Are you confused on what type of toothpaste you should use?
Which type of toothpaste you should use is equally as important to what type of toothbrush you should use. With so many types and brands on the market, the answer is specific to the needs of the patient.
Which toothpaste should I use for my children?
- For children, a good rule of thumb is if your children can comfortably spit on their own, then they can comfortably use a children’s toothpaste that contains fluoride.
- If your child is struggling with spitting or is not yet able to comfortably spit, then a safe-to-swallow toothpaste is ideal. When in doubt, use the safe-to swallow children’s toothpaste.
What’s the difference between all these toothpastes on the market?
- Toothpaste for sensitive teeth: A major ingredient is usually Potassium Nitrate, which is added to these toothpastes to help calm nerve fibers that cause sensitivity.
- Fluoride-containing toothpastes (Prescription only): Sometimes a dentist may recommend a prescription strength toothpaste based on your cavity risk.
- Tartar-control toothpastes: These toothpastes can contain additional chemical compounds like pyrophosphates, zinc citrate and/or triclosan to help control tartar buildup.
- Whitening toothpastes: These toothpastes usually contain some amount of hydrogen peroxide to help brighten teeth.
- Fluoride-free toothpastes: For those patients that would like a fluoride-free alternative.
- All-natural toothpastes: These toothpastes claim to contain more natural products and less chemical products. Some toothpastes contain fluoride and others do not.

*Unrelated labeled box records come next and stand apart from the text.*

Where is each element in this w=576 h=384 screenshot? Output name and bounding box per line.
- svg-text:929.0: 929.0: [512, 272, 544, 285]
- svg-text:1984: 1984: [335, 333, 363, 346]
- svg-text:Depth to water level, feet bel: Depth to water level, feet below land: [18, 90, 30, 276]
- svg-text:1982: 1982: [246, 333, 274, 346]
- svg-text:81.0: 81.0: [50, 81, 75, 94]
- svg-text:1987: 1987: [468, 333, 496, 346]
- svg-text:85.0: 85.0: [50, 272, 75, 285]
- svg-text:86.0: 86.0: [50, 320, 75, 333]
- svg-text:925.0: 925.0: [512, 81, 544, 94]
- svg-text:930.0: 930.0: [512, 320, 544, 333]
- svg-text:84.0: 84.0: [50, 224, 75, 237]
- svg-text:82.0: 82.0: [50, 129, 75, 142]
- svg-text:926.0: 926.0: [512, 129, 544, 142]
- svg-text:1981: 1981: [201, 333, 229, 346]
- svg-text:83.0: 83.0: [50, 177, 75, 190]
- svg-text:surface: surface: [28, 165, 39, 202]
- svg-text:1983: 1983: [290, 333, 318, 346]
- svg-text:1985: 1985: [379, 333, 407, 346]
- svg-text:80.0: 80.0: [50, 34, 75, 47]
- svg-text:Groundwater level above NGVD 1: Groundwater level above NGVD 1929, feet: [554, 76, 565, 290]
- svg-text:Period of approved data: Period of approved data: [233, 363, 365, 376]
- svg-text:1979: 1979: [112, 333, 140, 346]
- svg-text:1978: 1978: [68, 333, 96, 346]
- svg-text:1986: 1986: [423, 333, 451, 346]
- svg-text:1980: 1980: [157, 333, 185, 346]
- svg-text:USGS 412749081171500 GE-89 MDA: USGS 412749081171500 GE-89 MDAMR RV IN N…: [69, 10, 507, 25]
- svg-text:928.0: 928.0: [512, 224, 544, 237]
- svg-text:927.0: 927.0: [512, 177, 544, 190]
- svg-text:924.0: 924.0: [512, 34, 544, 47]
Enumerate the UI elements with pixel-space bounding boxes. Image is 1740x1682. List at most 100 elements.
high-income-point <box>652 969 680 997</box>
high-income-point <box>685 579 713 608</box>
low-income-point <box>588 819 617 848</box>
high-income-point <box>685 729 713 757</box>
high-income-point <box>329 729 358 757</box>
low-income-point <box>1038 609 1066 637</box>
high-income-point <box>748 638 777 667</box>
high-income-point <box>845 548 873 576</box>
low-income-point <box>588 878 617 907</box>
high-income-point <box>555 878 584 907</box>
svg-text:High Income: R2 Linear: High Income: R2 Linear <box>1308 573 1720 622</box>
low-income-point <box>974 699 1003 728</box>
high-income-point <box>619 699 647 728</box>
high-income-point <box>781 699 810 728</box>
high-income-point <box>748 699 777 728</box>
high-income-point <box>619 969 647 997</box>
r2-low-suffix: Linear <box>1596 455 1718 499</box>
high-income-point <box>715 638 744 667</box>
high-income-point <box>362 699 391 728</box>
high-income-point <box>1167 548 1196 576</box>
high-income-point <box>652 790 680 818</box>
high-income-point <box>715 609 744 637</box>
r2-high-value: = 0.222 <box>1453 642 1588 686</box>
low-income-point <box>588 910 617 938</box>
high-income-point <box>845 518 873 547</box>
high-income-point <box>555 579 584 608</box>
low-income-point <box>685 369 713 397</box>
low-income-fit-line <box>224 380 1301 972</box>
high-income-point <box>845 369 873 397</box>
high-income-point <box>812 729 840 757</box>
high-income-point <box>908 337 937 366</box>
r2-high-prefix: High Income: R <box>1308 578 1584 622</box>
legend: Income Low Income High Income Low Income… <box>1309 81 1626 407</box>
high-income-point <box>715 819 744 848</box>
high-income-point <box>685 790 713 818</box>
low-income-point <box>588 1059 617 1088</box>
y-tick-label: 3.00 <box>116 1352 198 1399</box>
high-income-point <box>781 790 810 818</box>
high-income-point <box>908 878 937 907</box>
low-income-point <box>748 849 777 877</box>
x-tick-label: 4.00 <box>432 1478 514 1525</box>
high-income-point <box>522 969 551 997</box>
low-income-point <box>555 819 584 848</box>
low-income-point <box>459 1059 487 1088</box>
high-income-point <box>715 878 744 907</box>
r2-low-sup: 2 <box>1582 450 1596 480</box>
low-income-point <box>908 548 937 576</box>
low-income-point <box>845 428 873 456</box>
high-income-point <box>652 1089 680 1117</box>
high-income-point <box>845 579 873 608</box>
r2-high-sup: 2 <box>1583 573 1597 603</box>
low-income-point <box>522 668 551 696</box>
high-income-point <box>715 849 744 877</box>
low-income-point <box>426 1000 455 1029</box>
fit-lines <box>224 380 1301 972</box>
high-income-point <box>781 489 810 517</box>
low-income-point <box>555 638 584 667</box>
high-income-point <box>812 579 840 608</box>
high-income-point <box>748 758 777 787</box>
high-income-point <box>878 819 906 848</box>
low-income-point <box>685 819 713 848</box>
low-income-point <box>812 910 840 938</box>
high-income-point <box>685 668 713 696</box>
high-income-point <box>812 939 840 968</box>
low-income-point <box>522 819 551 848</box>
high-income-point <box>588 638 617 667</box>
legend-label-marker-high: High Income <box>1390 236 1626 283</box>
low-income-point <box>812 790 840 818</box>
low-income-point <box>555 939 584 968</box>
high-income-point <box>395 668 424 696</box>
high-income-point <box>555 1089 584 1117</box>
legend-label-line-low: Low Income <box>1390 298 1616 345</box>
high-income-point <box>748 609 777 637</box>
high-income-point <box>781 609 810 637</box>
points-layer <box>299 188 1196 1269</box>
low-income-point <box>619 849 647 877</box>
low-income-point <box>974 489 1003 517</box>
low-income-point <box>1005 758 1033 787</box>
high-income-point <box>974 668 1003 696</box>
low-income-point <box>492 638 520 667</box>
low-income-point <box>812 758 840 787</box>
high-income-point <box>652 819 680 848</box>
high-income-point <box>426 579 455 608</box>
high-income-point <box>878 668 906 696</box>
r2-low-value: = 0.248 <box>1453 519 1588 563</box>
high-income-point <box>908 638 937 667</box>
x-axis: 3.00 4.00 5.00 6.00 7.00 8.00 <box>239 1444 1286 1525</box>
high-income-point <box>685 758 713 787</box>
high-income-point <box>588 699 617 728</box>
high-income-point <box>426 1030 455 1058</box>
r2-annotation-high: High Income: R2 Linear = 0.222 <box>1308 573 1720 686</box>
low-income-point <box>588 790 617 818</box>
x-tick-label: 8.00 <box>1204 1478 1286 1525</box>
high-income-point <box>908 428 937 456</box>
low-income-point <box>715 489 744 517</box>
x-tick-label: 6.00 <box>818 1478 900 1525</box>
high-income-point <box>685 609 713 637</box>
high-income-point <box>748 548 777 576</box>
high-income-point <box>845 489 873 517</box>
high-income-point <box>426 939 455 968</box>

Most toothpastes will contain some abrasives to help clean teeth. Some toothpastes are less abrasive than others. No toothpaste is completely non-abrasive. The best combination for a healthy mouth is a low-abrasive toothpaste and a soft-bristled toothbrush. When in doubt, look for a product that bears the American Dental Association Seal of Approval. If you would like some recommendations, please discuss with your dentist.